Worth noting that TW has good exposure to London, with its joint development at Chobham Manor Stratford, coming on stream imminently. Should drive good revenues going forward. Also, TW has set up a specialist division to specialise in London, albeit small specific opportunities. So, they are being careful, but should get boost from strong market in London. As for the market reaction to results. Markets misprice shares all the time, that's just the way it is. If it was not the case, how could we ever make any money ? This is a good investment opportunity, a little patience is required.
"Markets seem to have read the runes wrong when it comes to housebuilders. Taylor Wimpey is a case in point in that regard. There were no negative aspects to the firm's trading statement. There was no negative impact from the Mortgage Market Review. The prices of homes rose by 9% in the first six months of the year. Furthermore, total orders totalled £1.6bn by the close of the period, well above the £1.26bn seen in the previous year.
The company also has capital discipline and the wherewithal to maintain it. Taylor Wimpey will return another £200m to shareholders next year and it has approximately five and a half years' worth supply of land, so it need not buy now. Only 10% of its sales come from the south east, it has no exposure to the fragile London market and it is benefitting from the Treasury's Help-to-Buy scheme. On about 12 times earnings the stock is a long-term buy, writes The Times's Tempus. "
I believe it is a good point that TW is barely exposed to South East and not exposed to London. It seems to me, TW is tarnished with the same brush for something it is not really exposed to; the South/East and London potential bubble. I will hold for the generous forward dividend, low forward P/E and the fact TW constructs something where demand far outpaces supply.

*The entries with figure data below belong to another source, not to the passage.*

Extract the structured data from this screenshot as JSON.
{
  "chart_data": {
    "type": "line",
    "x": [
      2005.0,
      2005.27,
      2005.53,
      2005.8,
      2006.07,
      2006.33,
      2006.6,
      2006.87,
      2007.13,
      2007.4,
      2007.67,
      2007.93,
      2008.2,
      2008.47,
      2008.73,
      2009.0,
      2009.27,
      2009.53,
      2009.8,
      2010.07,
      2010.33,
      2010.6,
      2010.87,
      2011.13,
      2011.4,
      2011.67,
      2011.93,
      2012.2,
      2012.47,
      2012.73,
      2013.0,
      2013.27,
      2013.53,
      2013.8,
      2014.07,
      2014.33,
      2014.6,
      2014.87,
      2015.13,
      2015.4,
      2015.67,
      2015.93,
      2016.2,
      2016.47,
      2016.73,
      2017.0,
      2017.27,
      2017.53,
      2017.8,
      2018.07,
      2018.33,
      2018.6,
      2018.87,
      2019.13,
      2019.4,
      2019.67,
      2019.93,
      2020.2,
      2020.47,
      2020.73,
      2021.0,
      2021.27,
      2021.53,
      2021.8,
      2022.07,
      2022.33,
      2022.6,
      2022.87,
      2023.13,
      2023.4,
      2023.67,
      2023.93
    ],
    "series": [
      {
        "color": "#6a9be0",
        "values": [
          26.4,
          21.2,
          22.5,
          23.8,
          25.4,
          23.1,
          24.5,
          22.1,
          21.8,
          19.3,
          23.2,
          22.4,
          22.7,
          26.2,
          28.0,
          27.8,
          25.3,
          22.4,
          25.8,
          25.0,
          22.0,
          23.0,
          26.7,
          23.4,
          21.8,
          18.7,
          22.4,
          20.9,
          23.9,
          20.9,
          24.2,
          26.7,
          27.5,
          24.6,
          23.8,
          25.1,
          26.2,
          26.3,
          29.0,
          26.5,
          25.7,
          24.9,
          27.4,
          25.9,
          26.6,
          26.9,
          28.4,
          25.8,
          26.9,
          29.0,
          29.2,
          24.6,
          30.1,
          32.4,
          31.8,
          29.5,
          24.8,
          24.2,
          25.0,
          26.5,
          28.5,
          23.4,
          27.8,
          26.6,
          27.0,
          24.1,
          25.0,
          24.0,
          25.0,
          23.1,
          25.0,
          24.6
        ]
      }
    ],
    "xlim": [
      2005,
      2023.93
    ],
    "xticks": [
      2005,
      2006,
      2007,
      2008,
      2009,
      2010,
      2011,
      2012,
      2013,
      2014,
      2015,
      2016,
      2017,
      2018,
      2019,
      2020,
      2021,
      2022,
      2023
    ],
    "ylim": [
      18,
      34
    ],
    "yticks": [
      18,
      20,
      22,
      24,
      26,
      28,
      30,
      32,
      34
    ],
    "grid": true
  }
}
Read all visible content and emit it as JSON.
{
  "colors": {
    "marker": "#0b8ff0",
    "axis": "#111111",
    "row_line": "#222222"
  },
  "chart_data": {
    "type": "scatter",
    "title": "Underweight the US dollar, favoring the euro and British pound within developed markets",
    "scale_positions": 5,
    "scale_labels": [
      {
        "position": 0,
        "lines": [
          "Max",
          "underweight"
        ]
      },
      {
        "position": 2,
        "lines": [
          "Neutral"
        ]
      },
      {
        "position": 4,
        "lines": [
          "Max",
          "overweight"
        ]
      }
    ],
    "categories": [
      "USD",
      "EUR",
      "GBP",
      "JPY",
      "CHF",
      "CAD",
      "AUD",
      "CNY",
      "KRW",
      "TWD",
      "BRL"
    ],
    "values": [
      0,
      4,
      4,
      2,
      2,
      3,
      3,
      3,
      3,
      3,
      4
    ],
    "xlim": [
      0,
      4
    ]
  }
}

I had 100k to put on this share.could make 10% profit every few weeks buying and selling.this share has heen so predictable this past year but unfortunately I haven't so I'm just in the waiting game for my £2 exit point.
Such a shame the market is pulling this share down, as a company its doing all the right things, delivering all good news, making growing profits. I will be topping up soon as imo it will come back nicely to the 1.20's.
Yeah and then the article goes on to say " traders taking profits given the rich valuation" clearly market is getting tiredly mr Redfern's steady as she goes jam tomorrow message . He was quick enough to stiff his shareholders when he and the company were about to get panned.
Analysts at house broker Jefferies - inspired by the World Cup - said: “At half time there is no nervousness or need for a strong pep talk from team boss Redfern. They have left Persimmon with a lot to do in the second half and we suspect that nerves on the Barratt bench are high.”